I know I am way out there. But is it possible that actual human interaction could have a positive effect on loneliness?

[–] [email protected] 2 points 1 year ago (2 children)

Agreed, but sometimes it's difficult for people to get that human interaction, for a variety of reasons.

I'm not sure the answer is robots, though...

[–] [email protected] 4 points 1 year ago (1 children)

I think humans are too specifically hardwired for actual human interaction for it to work. Like, it's so specific that even online communication with real humans doesn't fill the void. I can talk to friends on Discord for ages, but it's not the same as meeting up and going to do something.

I really don't think an AI, even a convincing one, is going to make a large dent on loneliness in the majority of cases.

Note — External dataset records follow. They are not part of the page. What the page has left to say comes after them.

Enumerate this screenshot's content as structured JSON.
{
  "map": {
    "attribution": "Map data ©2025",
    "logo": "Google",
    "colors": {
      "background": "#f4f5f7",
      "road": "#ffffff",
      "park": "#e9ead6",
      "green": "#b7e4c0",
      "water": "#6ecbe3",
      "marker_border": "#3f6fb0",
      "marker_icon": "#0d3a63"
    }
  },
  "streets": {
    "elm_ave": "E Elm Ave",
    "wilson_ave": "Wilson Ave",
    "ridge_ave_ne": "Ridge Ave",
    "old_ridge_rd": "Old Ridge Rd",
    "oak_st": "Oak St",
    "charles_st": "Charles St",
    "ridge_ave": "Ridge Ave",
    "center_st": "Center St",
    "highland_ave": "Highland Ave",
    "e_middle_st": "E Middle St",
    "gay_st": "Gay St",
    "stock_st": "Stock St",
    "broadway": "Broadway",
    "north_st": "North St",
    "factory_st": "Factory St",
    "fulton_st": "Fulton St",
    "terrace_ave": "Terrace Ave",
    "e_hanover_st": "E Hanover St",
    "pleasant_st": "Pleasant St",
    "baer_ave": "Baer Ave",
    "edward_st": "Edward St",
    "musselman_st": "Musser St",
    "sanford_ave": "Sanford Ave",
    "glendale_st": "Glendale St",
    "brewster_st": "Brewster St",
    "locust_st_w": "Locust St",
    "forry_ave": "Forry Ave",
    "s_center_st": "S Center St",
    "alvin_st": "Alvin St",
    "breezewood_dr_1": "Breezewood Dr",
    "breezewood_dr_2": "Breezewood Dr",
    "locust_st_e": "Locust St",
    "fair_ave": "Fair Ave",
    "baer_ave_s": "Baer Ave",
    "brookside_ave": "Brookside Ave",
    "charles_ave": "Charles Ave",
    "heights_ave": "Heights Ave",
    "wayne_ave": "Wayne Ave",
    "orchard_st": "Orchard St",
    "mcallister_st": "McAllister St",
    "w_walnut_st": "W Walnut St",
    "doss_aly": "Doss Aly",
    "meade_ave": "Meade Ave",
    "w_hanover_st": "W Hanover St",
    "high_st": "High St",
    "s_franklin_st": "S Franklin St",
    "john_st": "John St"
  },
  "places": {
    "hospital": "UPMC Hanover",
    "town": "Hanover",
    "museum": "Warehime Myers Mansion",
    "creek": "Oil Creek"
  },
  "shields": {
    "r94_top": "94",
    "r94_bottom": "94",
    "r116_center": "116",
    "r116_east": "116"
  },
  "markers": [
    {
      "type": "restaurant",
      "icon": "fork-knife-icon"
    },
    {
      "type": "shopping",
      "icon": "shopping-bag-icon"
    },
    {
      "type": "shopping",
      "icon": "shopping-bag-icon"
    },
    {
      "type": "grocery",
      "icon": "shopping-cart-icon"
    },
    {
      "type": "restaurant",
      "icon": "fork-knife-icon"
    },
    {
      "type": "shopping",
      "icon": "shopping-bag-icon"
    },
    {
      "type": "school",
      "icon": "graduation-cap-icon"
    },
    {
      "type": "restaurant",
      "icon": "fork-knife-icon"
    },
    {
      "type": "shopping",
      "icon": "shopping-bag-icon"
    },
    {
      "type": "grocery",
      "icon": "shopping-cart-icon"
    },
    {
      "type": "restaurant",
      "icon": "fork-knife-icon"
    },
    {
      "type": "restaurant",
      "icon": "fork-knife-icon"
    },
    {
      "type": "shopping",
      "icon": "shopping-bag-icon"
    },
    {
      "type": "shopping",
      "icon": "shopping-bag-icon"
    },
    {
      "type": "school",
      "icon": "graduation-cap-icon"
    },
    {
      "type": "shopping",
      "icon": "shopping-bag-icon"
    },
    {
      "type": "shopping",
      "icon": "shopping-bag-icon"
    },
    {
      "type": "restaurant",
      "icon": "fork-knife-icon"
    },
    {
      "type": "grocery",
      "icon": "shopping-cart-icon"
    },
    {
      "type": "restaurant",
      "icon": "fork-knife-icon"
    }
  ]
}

[–] [email protected] 2 points 1 year ago

I think it depends on the humans. Personally, I find online interactions more comfortable than in-person ones, most of the time. In-person interactions exhaust me, if they aren't with the small handful of people with whom I'm most comfortable, so I can really only take them in short doses. I can chat online without any such issues, so if I were lonely, a companion A.I. that could carry on actual conversations might really help, even if it isn't a 1:1 replacement for human interaction.

I'm aware that I am probably not representative of the majority of people, but I doubt I'm the only one who feels the way I do, so there could be a place for this sort of thing, where it could do some actual good.